Et qu'en est-il de la viabilité à long terme du budget? La réponse à cette question est critique pour la marche à suivre et la santé budgétaire et économique de votre pays. Mais cette réponse repose sur une foule d'hypothèses.
Et qu'arrive-t-il lorsque le gouvernement adopte un changement d'orientation? On veut en connaître les conséquences à moyen terme sur le budget. En effet, un changement n'entraîne que des coûts modestes la première année, mais qui peuvent s'accélérer par la suite. Le gouvernement a-t-il communiqué tout ce qu'il savait à ce sujet? Utilise-t-il des estimations fiables?

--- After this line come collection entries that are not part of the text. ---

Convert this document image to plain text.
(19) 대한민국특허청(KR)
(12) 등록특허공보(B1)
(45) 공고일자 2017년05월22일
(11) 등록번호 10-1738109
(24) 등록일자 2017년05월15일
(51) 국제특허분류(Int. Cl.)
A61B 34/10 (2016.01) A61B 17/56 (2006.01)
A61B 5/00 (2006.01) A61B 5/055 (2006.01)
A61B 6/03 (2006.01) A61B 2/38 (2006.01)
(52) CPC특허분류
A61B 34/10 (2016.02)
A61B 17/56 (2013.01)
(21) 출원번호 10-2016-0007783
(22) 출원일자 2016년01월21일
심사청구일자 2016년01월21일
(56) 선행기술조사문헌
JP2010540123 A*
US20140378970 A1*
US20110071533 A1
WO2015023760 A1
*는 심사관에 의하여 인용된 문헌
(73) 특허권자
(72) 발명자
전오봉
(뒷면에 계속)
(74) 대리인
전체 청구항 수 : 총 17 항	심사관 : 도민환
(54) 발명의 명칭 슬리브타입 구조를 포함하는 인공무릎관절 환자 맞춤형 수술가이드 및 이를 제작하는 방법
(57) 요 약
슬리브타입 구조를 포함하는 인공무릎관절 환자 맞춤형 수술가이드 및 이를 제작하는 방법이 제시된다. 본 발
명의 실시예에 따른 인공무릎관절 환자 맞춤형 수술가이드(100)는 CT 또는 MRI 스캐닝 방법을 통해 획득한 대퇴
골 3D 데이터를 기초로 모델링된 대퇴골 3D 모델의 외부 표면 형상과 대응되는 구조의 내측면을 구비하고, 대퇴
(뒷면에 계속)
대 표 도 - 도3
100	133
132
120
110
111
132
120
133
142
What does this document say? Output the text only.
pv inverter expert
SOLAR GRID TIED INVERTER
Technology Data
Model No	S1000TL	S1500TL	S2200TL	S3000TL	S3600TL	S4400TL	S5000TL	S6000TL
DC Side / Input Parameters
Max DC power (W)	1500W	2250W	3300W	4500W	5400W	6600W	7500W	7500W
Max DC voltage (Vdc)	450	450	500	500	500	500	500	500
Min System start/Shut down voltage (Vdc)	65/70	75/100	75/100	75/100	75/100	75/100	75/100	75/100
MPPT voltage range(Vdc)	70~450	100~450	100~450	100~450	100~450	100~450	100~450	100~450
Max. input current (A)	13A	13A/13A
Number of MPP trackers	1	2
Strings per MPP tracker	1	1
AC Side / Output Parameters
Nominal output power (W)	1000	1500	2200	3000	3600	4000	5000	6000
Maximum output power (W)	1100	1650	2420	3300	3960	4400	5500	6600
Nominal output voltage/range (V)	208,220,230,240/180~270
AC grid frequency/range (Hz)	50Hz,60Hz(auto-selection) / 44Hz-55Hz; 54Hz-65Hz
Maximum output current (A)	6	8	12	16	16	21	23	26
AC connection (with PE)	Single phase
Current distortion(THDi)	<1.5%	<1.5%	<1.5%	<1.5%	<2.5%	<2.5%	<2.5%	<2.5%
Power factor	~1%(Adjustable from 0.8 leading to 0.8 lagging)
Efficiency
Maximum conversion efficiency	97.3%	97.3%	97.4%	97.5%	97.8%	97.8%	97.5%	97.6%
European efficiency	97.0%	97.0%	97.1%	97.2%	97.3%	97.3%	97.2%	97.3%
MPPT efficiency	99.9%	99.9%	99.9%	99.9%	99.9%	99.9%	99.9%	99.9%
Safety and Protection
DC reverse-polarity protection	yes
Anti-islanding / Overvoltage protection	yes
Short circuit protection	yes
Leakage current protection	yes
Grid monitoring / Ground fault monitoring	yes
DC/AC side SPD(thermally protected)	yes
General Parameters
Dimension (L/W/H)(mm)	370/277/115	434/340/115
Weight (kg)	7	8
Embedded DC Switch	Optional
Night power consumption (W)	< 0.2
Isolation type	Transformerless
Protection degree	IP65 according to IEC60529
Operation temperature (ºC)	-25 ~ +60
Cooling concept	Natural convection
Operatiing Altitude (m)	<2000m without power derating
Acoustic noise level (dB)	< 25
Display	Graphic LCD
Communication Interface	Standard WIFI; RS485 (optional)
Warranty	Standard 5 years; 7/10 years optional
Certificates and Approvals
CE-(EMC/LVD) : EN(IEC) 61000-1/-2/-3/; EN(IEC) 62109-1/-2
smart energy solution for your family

L'une des raisons pour lesquelles les hypothèses gisent au-dessous de la ligne de flottaison, au-dessous de la table, est que la lumière ne leur convient pas. Très souvent, les hypothèses… Comment les décrire? Les a-t-on établies à la va-vite? Sur la base de devinettes? Elles sont quelquefois le résultat de manipulations politiques, et même si elles ne le sont pas, la meilleure réaction que l'on peut avoir à leur sujet est de prendre une différente série d'hypothèses, de les soumettre à une analyse critique et de les mettre à l'épreuve pour voir si elles tiennent la route.

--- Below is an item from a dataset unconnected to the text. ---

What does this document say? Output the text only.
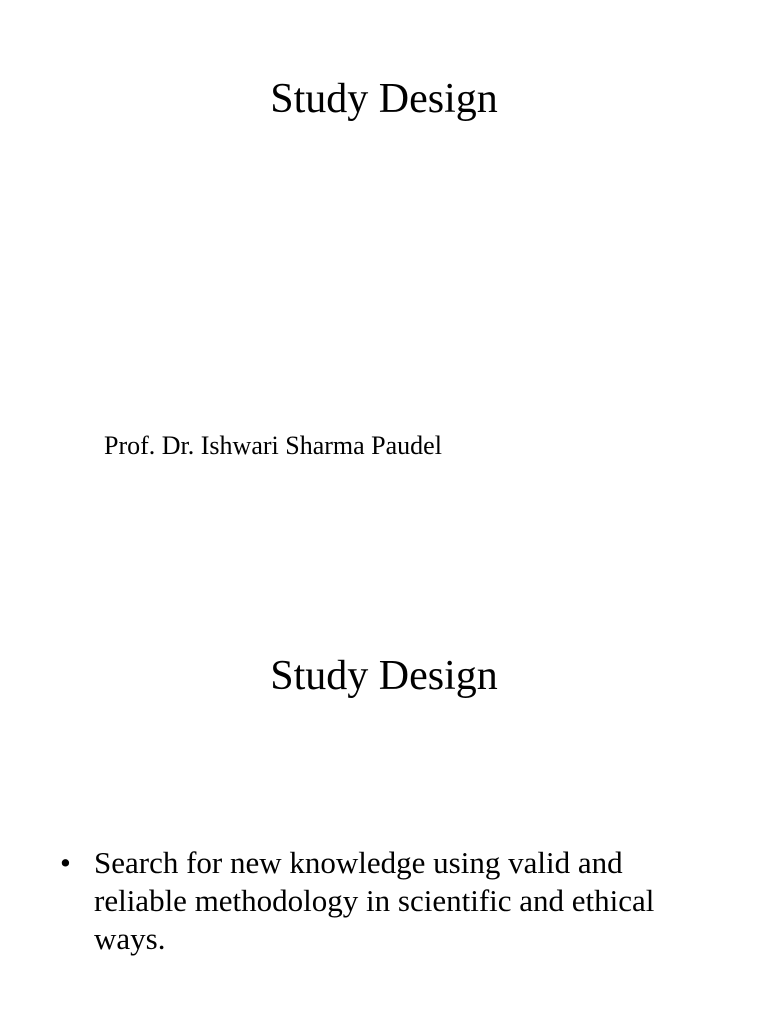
Study Design

Prof. Dr. Ishwari Sharma Paudel

Study Design
• Search for new knowledge using valid and reliable methodology in scientific and ethical ways.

Le Parlement peut tirer profit d'un tel exercice et je conseillerais vivement au comité de l'envisager, que ce soit dans le cadre des fonctions assumées par le directeur parlementaire du budget, ou dans un cadre plus large — je ne connais pas suffisamment bien la situation pour être plus précis.
Mais vous avez déjà une organisation en place, celle du directeur parlementaire du budget, qui est très réputée à l'étranger et que vous pourriez avoir intérêt à étoffer. Je crois savoir qu'elle collabore étroitement avec les comités et que ce n'est donc pas une organisation laissée à elle-même. C'est quelque chose que votre comité pourrait envisager.
Voilà les commentaires que j'avais à faire. Je serai heureux de répondre à vos questions ou d'aborder d'autres sujets sur lesquels je pourrais vous être utile.
Merci.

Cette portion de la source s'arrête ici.